BeOS Reborn as Haiku Operating System, Run BeOS!
Remember BeOS? If you don’t that’s ok, it was an operating system that came out around 1995 and even though its performance was leaps and bounds above Mac OS System 8 and Windows 95 at the time, it never quite caught on, so it died off and seemingly disappeared.
Until now, that is. Now BeOS is reborn as Haiku, an open source lightweight operating system that you can easily run on a modern computer, whether it’s a Mac or PC.
It’s certainly more of a novelty at this point, but it’s kind of fun to play around with HaikuOS / BeOS in a retro sort of way, and who knows maybe it will give Linux a run for it’s money? Well probably not, but nothing wrong with pipedreaming!
Haiku OS is free to check out and it’s definitely fun to play with, so try it out in an emulator, virtual machine, or live boot it from an ISO or disc if you’re interested.
Anyway, check out Haiku, you can download it as an installable ISO, a VMWare image, or a live boot CD.
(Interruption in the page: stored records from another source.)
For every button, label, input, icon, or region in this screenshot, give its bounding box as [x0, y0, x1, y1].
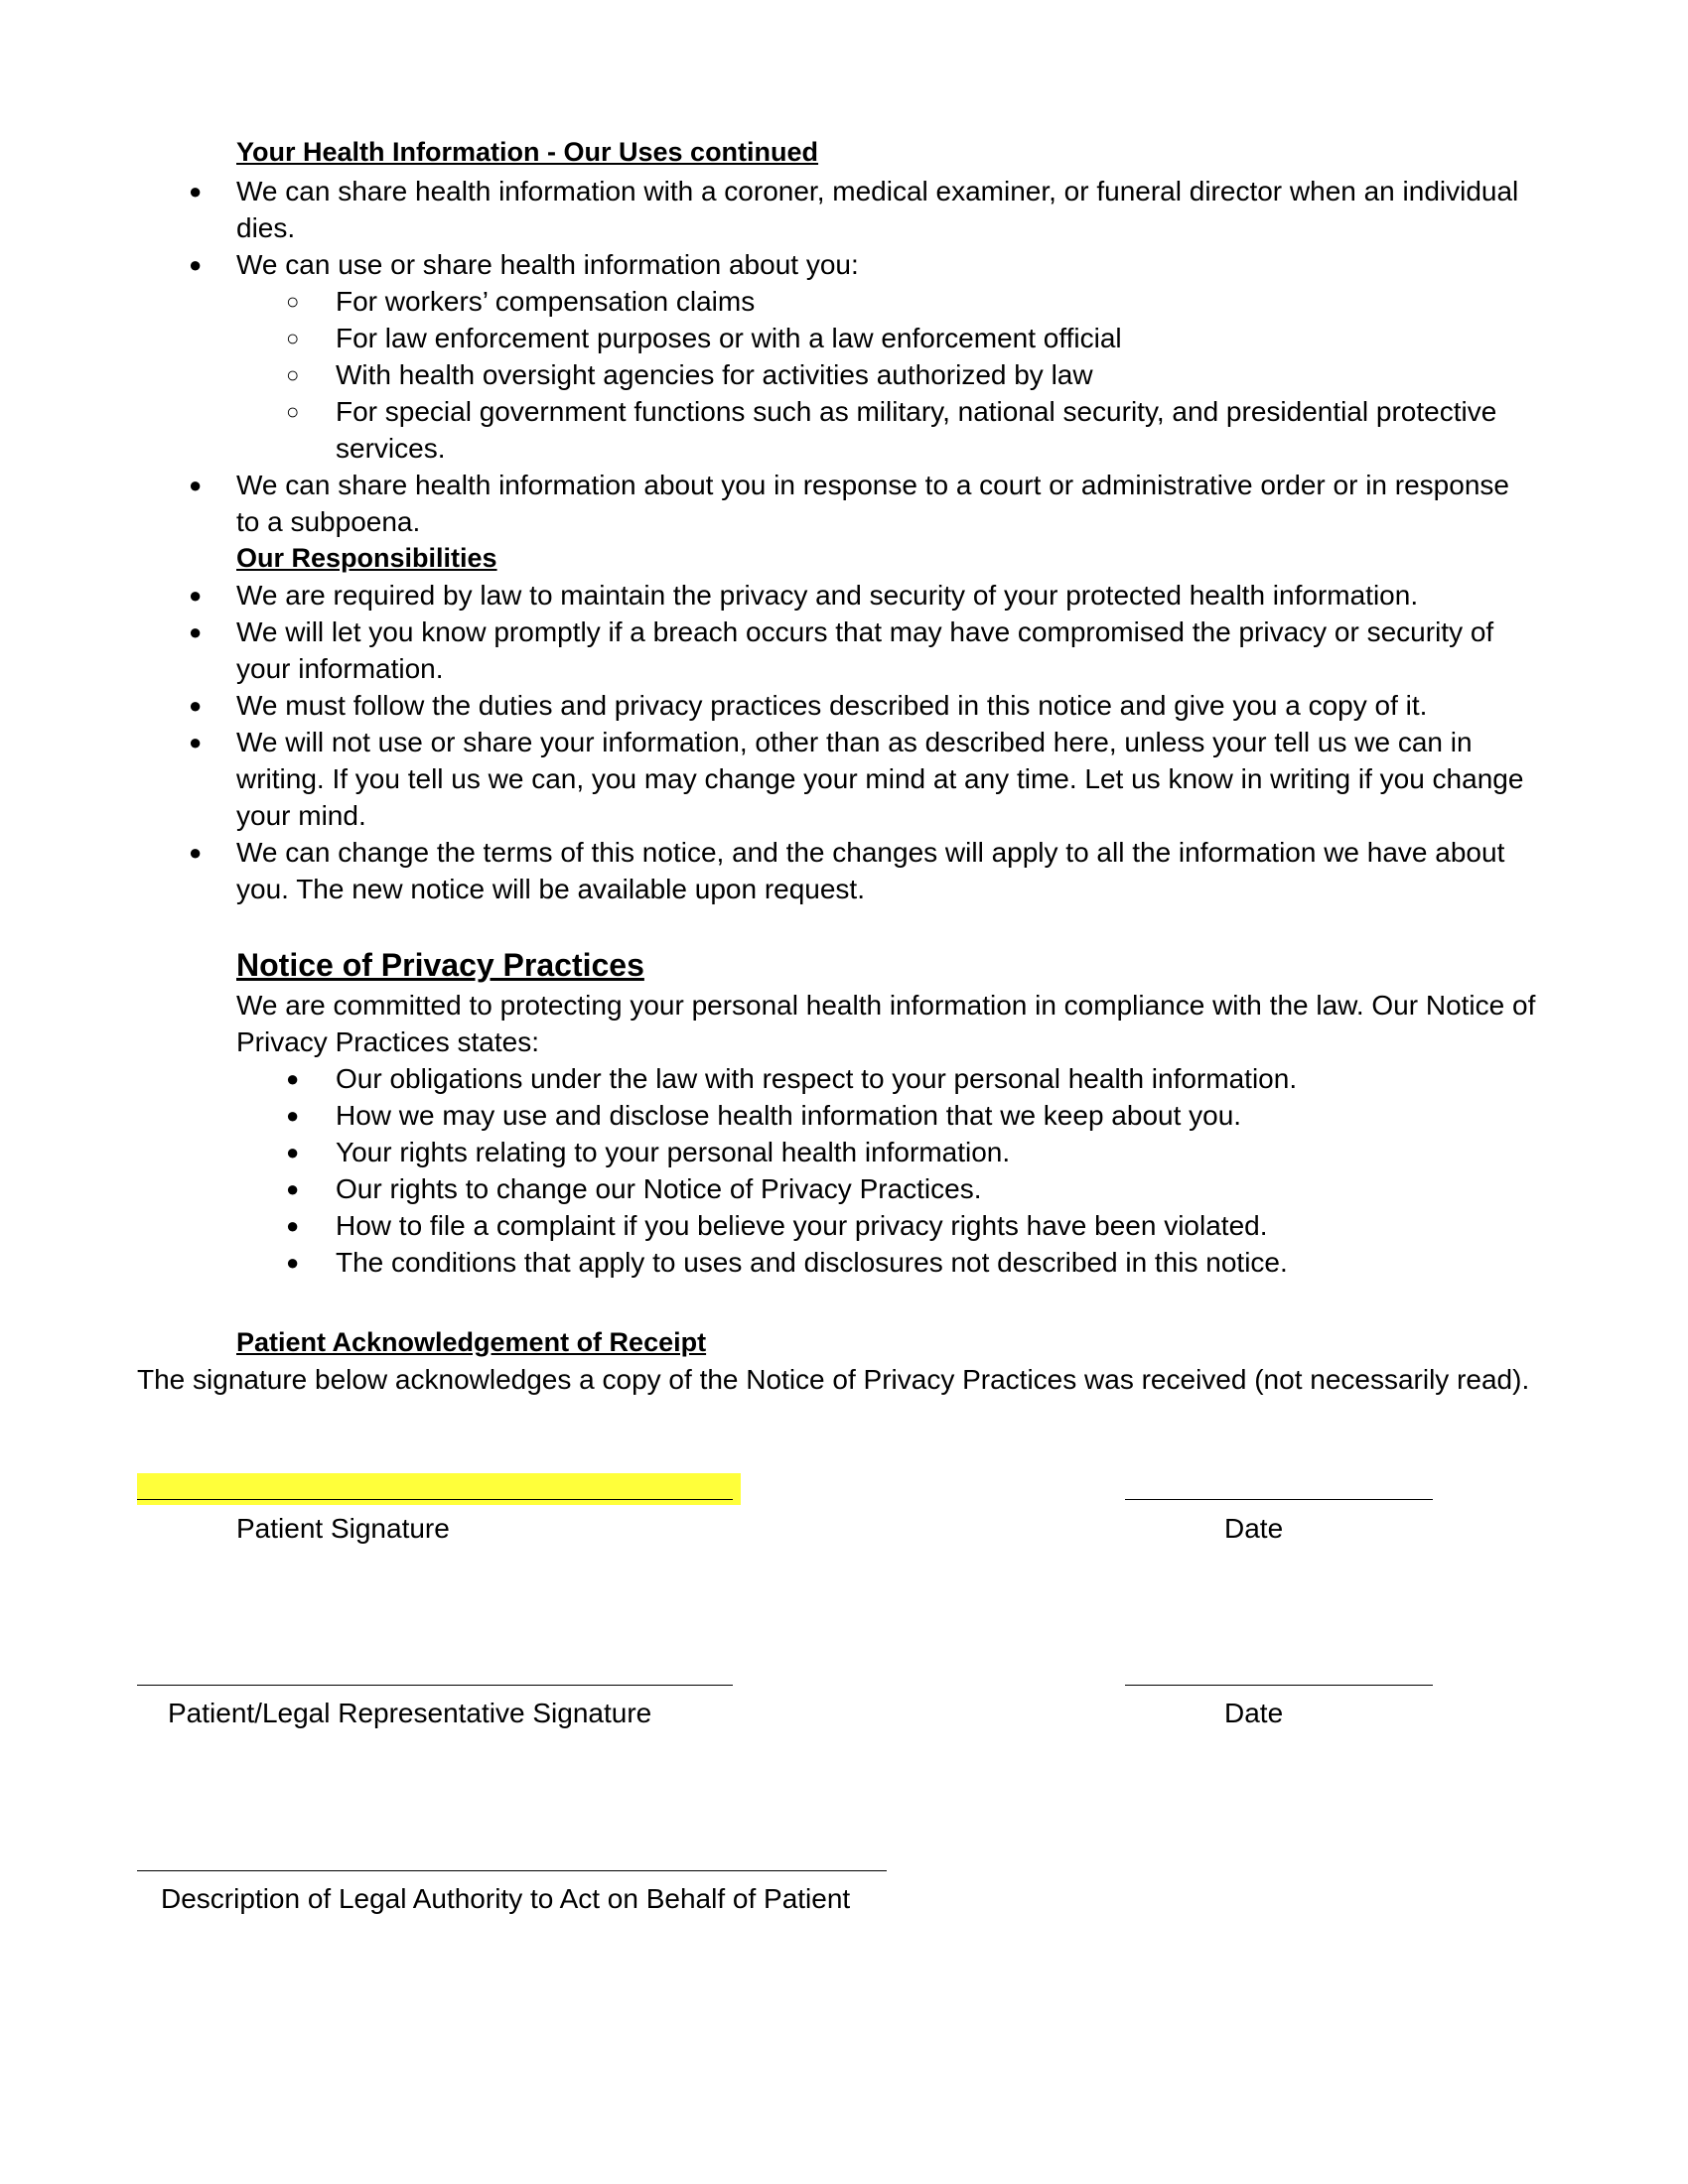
bullet-icon: ●: [286, 1066, 300, 1091]
bullet-icon: ●: [189, 730, 203, 754]
bullet-icon: ●: [286, 1103, 300, 1128]
resp-item-2-line1: We will let you know promptly if a breach occurs that may have compromised the privacy or security of: [236, 616, 1494, 647]
acknowledgement-heading: Patient Acknowledgement of Receipt: [236, 1327, 707, 1357]
signature-highlight: [137, 1473, 741, 1505]
notice-heading: Notice of Privacy Practices: [236, 947, 644, 983]
rep-signature-line[interactable]: [137, 1685, 733, 1686]
uses-item-2-line1: We can use or share health information about you:: [236, 249, 859, 280]
uses-item-3-line1: We can share health information about you in response to a court or administrative order or in response: [236, 470, 1509, 500]
bullet-icon: ●: [286, 1213, 300, 1238]
resp-item-1: We are required by law to maintain the privacy and security of your protected health information.: [236, 580, 1419, 611]
sub-item-3: With health oversight agencies for activities authorized by law: [336, 359, 1093, 390]
patient-signature-label: Patient Signature: [236, 1513, 450, 1544]
notice-intro-line2: Privacy Practices states:: [236, 1026, 539, 1057]
rep-signature-label: Patient/Legal Representative Signature: [168, 1698, 652, 1728]
notice-item-6: The conditions that apply to uses and disclosures not described in this notice.: [336, 1247, 1288, 1278]
date-label-2: Date: [1224, 1698, 1284, 1728]
circle-bullet-icon: ○: [286, 399, 300, 424]
date-line-1[interactable]: [1125, 1499, 1433, 1500]
resp-item-5-line2: you. The new notice will be available upon request.: [236, 874, 865, 904]
resp-item-4-line2: writing. If you tell us we can, you may change your mind at any time. Let us know in writing if you change: [236, 763, 1524, 794]
acknowledgement-text: The signature below acknowledges a copy of the Notice of Privacy Practices was received (not necessarily read).: [137, 1364, 1530, 1395]
resp-item-2-line2: your information.: [236, 653, 444, 684]
legal-authority-label: Description of Legal Authority to Act on Behalf of Patient: [161, 1883, 851, 1914]
sub-item-2: For law enforcement purposes or with a law enforcement official: [336, 323, 1122, 353]
notice-item-4: Our rights to change our Notice of Privacy Practices.: [336, 1173, 982, 1204]
notice-item-1: Our obligations under the law with respect to your personal health information.: [336, 1063, 1298, 1094]
bullet-icon: ●: [286, 1176, 300, 1201]
bullet-icon: ●: [189, 252, 203, 277]
uses-item-3-line2: to a subpoena.: [236, 506, 421, 537]
resp-item-5-line1: We can change the terms of this notice, and the changes will apply to all the information we have about: [236, 837, 1505, 868]
resp-item-4-line3: your mind.: [236, 800, 366, 831]
uses-continued-heading: Your Health Information - Our Uses continued: [236, 137, 819, 167]
legal-authority-line[interactable]: [137, 1870, 887, 1871]
bullet-icon: ●: [189, 840, 203, 865]
bullet-icon: ●: [189, 583, 203, 608]
date-line-2[interactable]: [1125, 1685, 1433, 1686]
resp-item-3: We must follow the duties and privacy practices described in this notice and give you a copy of it.: [236, 690, 1428, 721]
circle-bullet-icon: ○: [286, 362, 300, 387]
sub-item-4-line2: services.: [336, 433, 446, 464]
bullet-icon: ●: [189, 693, 203, 718]
bullet-icon: ●: [189, 619, 203, 644]
circle-bullet-icon: ○: [286, 289, 300, 314]
circle-bullet-icon: ○: [286, 326, 300, 350]
uses-item-1-line1: We can share health information with a coroner, medical examiner, or funeral director when an individual: [236, 176, 1519, 206]
sub-item-1: For workers’ compensation claims: [336, 286, 756, 317]
notice-item-2: How we may use and disclose health information that we keep about you.: [336, 1100, 1242, 1131]
notice-intro-line1: We are committed to protecting your personal health information in compliance with the law. Our Notice of: [236, 990, 1536, 1021]
date-label-1: Date: [1224, 1513, 1284, 1544]
resp-item-4-line1: We will not use or share your information, other than as described here, unless your tell us we can in: [236, 727, 1473, 757]
bullet-icon: ●: [286, 1140, 300, 1164]
notice-item-5: How to file a complaint if you believe your privacy rights have been violated.: [336, 1210, 1268, 1241]
sub-item-4-line1: For special government functions such as military, national security, and presidential protective: [336, 396, 1497, 427]
patient-signature-line[interactable]: [137, 1499, 733, 1500]
bullet-icon: ●: [286, 1250, 300, 1275]
uses-item-1-line2: dies.: [236, 212, 296, 243]
bullet-icon: ●: [189, 473, 203, 497]
notice-item-3: Your rights relating to your personal health information.: [336, 1137, 1011, 1167]
bullet-icon: ●: [189, 179, 203, 204]
responsibilities-heading: Our Responsibilities: [236, 543, 497, 573]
If you get the ISO image you can install it yourself into VirtualBox, VMWare, and probably Parallels too. Just boot from the ISO and away you go into a live boot mode, where you can play around with BeOS / Haiku OS.
Remember this is a full fledged desktop operating system, complete with a file system, web browser (called WebPositive), email client, media players, compression utilities, a Terminal, and much more, it’s obvious a ton of work went into this, and it’s still quite usable for a surprising amount of tasks and tinkering.
If this cuts your mustard and you enjoy toying around with various operating systems, whether current or retro and forgotten, you might also be thrilled to explore some other virtual machine articles here.
And if you run Haiku OS / BeOS and achieve something particularly interesting, or discover something noteworthy, share that experience with us in the comments below!
Good that fans resurrected this OS. I remember I had like 300mhz celeron box at the time and the big news about it was that it was able to play like 9 movies simultaneously while Windows98 was dieing on 2.
I gave a shot for the old beos around 2007 but by then the hw support was so bad you couldn’t do much with it anymore. I’m just about to dl the haiku vmware image and try it.
It was a big mistake from BeOS-es authors not to release it as open source in 95. That was the reason why it failed.
I ran BeOS on my PowerMac 8500. It came with Metrowerks C++/Java compilers (later Java was dropped). Probably not a lot of Mac users remember that BeOS was the forerunner for the MacOS Classic successor… until NeXT’s Steve Jobs recommended against it and, oh, by the way, perhaps Apple should buy NeXT instead.
I couldn’t get it to work in Parallels, but I replaced OS X with Haiku on my Dell Mini 9!
Works well enough to play with, but no wireless still.